Yesterday, a friend of mine sent me a link from a blogger, Leanne, who shared her story about confessing infidelity to her husband. Her post is entitled “Karma?” (click on title to read her full post).
The gist of the story is Leanne cheated on her husband a couple years prior and lied about it initially when her husband asked her if another party was involved. This post is about her confession and his response to that confession.
She decides she needs to tell him the truth, now two years after the fact, and accept the consequences including divorce if he so chooses as she surmises, correctly, is her just due. When she confesses, he accepts partial blame–more on that later–and they stay together. Leanne then goes on to pen an ode to grace.
Here are a few of my thoughts on this piece:
-She did not start her confession from a place of entitlement. This is huge. Leanne explicitly writes about how an angry response from her husband, Andrew, and a request for a divorce from him are justified responses as she saw it. She did not enter the confession stage–trusting what she writes–believing she deserved to keep the marriage after what she did to violate it and her husband.
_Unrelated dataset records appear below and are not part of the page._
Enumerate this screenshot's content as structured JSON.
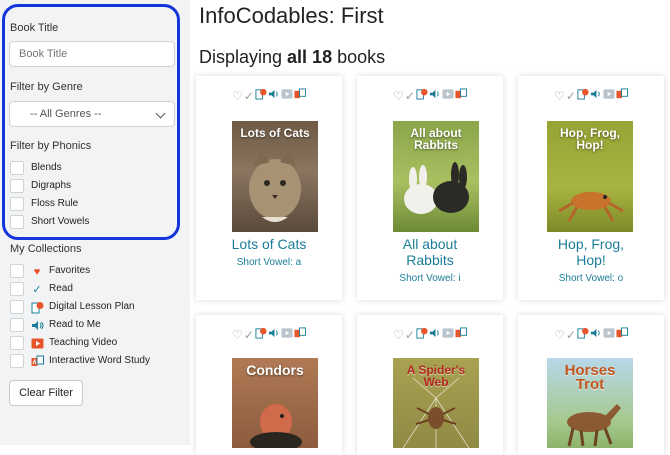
{
  "sidebar": {
    "book_title_label": "Book Title",
    "book_title_placeholder": "Book Title",
    "genre_label": "Filter by Genre",
    "genre_selected": "-- All Genres --",
    "phonics_label": "Filter by Phonics",
    "phonics": [
      "Blends",
      "Digraphs",
      "Floss Rule",
      "Short Vowels"
    ],
    "collections_label": "My Collections",
    "collections": [
      {
        "label": "Favorites",
        "icon": "heart-icon"
      },
      {
        "label": "Read",
        "icon": "check-icon"
      },
      {
        "label": "Digital Lesson Plan",
        "icon": "lesson-plan-icon"
      },
      {
        "label": "Read to Me",
        "icon": "speaker-icon"
      },
      {
        "label": "Teaching Video",
        "icon": "video-icon"
      },
      {
        "label": "Interactive Word Study",
        "icon": "word-study-icon"
      }
    ],
    "clear_label": "Clear Filter"
  },
  "main": {
    "title": "InfoCodables: First",
    "display_prefix": "Displaying ",
    "display_bold": "all 18",
    "display_suffix": " books",
    "books": [
      {
        "cover_title": "Lots of Cats",
        "title": "Lots of Cats",
        "subtitle": "Short Vowel: a"
      },
      {
        "cover_title": "All about Rabbits",
        "title": "All about Rabbits",
        "subtitle": "Short Vowel: i"
      },
      {
        "cover_title": "Hop, Frog, Hop!",
        "title": "Hop, Frog, Hop!",
        "subtitle": "Short Vowel: o"
      },
      {
        "cover_title": "Condors",
        "title": "",
        "subtitle": ""
      },
      {
        "cover_title": "A Spider's Web",
        "title": "",
        "subtitle": ""
      },
      {
        "cover_title": "Horses Trot",
        "title": "",
        "subtitle": ""
      }
    ]
  },
  "colors": {
    "focus_ring": "#1335d9",
    "link": "#1a7d98",
    "heart": "#e8552b",
    "check": "#1a7d98"
  }
}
-She allows him to take partial blame for her sin. She reports in post what her husband said. Andrew responds:
“You know, I wasn’t there for you the way you needed me back then. You found someone who could support you emotionally. I get that. And if you would have confessed this back when we were in counseling two years ago, I wasn’t mature enough to handle it. You probably weren’t mature enough to deal with it either. Neither of us were. This whole thing would have been different. It’s okay. I forgive you” (source link here).
I have several concerns with this response and the lack of correction given by Leanne.
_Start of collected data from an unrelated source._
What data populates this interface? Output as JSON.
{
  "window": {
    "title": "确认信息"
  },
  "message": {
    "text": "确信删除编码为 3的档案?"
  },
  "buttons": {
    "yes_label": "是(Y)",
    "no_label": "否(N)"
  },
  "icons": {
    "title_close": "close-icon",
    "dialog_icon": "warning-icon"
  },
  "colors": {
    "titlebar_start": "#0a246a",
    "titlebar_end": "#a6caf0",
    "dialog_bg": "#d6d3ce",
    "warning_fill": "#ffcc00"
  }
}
1) This sort of response suggests she was justified in her cheating on him because he wasn’t emotionally supportive back then. It is “The Shared Responsibility Lie” on display. His lack of emotional support is implied as the impetus behind her cheating as opposed to her poor character alone. Cheating was never her only option. She could have insisted on marriage counseling if she felt that emotional support was a problem. I hope she made it clear to him that she was 100% responsible for her poor choices to cheat and lie to him.
2) This sort of response sets up Andrew for a marriage based on performance. Without the emotionally supportive causal link broken, Andrew is on the hook for the rest of this marriage to make sure he does not fail at making Leanne feel supported emotionally. Mess up and get cheated on–apparently–is the “justified” consequence. Yikes! This is unhealthy and unbiblical. We are 100% responsible for our own actions and keeping our own promises.
3) Andrew cites immaturity as making it acceptable for her to lie to him for two years! This is not wise either. Whether or not we are mature is beside the point. Christians are supposed to walk in the light. Just because someone is immature and may respond–therefore–immaturely does not make it acceptable behavior to lie to them. I wish Leanne had caught that in her post and made that part clear as well.
I am all for forgiveness and grace. Personally, I do think Andrew has more to work with in Leanne than many of us ever did with our cheating (ex) spouses. At least, she was willing to concede anger and divorce as acceptable responses to her infidelity and lying.
Also, I can relate with Andrew. “Simple David” downplayed his wife’s emotional affair(s). He even was willing to overlook a full-blown adulterous affair if she would end it and stay. I might have even said something similar in the effort to keep my first marriage together if I had had such an opportunity.
…But that was Simple David.
Not “Wise David.”
- WD recognizes sin comes solely from the sinner’s heart and not from surrounding circumstances including marriage circumstances.
- WD recognizes blame-sharing is anathema to future relationship success as the only person who can prevent future moral failures–i.e the cheater–is passing the buck to someone or something else.
- WD recognizes that emotional affairs are serious business and need to be treated as such.
That said, Leanne’s post is just a small snapshot of their conversation. So, I imagine much more was said. I hope the shared-blame pieces were corrected for Andrew and Leanne’s sake.
God does give us grace.
I, too, am grateful for God’s mercy in not giving me what I deserve.